Schools are not the only place of learning; we learn new lessons throughout our lives. But schools can create, and radiate outwards, a culture of respect. Not only in ethics classes, but also throughout the school curriculum. I am increasingly surprised, for example, by the fact that the vast majority of schools across the world focus only on the narrow history and geography of their own countries – ignoring the fact that many students can claim their origins in other cultures. For greater respect, and better knowledge of the world, can we not introduce a curriculum of global history?

Such a subject – which is taught, currently, in a very few schools and universities – can develop a sense of the common patterns that emerge across all frontiers. The interconnections—cultural, economic, ecological and demographic—among world societies. The ways in which peoples have grappled with, and released themselves from, tradition. And the deep history of migration, the sway of peoples that have irrigated every culture. Inevitably, these lessons anchor within us the deep conviction that all human beings are equal. A Jewish family fleeing Nazi persecution; a Tutsi family fleeing the cold glint of the knife in 1994; a woman, man or child fleeing war, persecution or economic despair – all these people are fully deserving of human rights.

Our planet is indivisible. There is no longer such a thing as a small, faraway country. No such thing as an acceptable level of discrimination, against any group. But as the years take us further away from the memory of the terrible wars of the past century, their lessons may seem less urgent; our alertness fades; and we forget that intolerance, though it begins as a murmur, will arc into a movement that will blight human lives and obliterate peace.
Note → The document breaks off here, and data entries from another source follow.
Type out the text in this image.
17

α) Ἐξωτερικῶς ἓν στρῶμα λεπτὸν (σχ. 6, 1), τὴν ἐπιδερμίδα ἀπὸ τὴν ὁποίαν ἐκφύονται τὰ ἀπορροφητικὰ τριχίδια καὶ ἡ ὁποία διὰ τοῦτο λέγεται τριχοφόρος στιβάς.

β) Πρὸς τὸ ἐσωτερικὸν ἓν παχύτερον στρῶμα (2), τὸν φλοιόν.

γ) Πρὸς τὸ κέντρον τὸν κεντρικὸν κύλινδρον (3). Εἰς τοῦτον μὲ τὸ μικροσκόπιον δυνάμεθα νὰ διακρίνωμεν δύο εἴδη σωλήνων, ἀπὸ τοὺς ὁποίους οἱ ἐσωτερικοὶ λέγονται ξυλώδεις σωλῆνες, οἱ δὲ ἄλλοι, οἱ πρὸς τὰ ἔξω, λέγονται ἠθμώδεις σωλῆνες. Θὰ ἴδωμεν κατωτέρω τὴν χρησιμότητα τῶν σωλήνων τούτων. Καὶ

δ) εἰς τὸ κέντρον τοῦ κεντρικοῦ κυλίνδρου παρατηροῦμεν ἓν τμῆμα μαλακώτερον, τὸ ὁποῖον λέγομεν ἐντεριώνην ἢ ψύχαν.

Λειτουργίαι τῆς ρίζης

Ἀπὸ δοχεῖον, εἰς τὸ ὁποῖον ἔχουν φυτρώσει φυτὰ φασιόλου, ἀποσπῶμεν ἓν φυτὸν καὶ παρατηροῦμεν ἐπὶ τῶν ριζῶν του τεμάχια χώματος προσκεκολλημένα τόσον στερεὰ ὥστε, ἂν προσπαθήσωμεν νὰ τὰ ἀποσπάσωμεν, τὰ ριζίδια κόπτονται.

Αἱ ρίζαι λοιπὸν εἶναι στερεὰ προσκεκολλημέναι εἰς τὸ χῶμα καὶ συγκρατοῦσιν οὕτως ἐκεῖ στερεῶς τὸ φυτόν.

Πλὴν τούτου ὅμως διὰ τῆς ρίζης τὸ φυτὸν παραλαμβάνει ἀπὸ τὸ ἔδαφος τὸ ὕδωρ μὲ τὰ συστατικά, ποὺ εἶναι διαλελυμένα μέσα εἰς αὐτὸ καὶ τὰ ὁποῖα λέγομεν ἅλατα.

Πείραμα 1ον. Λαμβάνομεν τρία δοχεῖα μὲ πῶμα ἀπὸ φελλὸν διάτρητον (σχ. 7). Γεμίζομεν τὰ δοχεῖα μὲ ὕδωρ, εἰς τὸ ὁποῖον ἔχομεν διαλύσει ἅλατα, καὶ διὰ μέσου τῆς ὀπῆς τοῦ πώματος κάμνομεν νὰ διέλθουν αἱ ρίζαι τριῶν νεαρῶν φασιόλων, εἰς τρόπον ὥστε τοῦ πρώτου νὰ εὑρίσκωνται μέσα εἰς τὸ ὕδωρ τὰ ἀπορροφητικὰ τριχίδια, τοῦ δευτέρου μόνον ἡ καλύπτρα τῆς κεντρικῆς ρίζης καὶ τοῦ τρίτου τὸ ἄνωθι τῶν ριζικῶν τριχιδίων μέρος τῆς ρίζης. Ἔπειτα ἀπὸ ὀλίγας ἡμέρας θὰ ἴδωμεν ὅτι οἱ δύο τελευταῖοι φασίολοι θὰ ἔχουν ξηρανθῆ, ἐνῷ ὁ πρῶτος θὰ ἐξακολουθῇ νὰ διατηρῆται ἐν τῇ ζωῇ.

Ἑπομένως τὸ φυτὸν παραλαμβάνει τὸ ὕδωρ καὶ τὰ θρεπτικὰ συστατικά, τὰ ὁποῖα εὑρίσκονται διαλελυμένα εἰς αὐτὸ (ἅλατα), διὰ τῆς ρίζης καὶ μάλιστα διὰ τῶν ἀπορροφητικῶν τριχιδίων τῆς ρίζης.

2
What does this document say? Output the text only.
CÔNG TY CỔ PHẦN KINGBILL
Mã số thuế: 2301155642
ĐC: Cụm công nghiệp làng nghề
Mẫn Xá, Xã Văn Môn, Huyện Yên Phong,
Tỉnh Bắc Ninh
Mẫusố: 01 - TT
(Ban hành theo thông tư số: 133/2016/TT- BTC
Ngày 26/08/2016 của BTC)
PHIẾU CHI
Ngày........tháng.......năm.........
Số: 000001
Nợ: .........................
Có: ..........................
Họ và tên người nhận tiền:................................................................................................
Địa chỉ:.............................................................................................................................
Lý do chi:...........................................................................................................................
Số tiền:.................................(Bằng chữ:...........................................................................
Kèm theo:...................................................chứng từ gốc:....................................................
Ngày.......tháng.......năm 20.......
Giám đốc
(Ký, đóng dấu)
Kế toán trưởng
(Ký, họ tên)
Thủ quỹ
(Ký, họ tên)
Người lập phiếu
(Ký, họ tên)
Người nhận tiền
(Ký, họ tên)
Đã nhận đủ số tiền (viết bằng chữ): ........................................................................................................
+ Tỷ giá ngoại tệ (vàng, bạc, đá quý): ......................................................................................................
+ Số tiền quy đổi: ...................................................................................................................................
We must build respect, and acceptance, and not just tolerance into our societies – tirelessly, beginning again and again, repairing constantly the rule of law and the bonds of empathy. Only in this way can every government, every society, and all of us, truly, and in very practical terms, embody the principles of our equal and universal human rights, and divert us from becoming a nasty little hut of suffering and keep us peaceful, keep us humane, on this little blue pearl we call earth, the home of all us humans.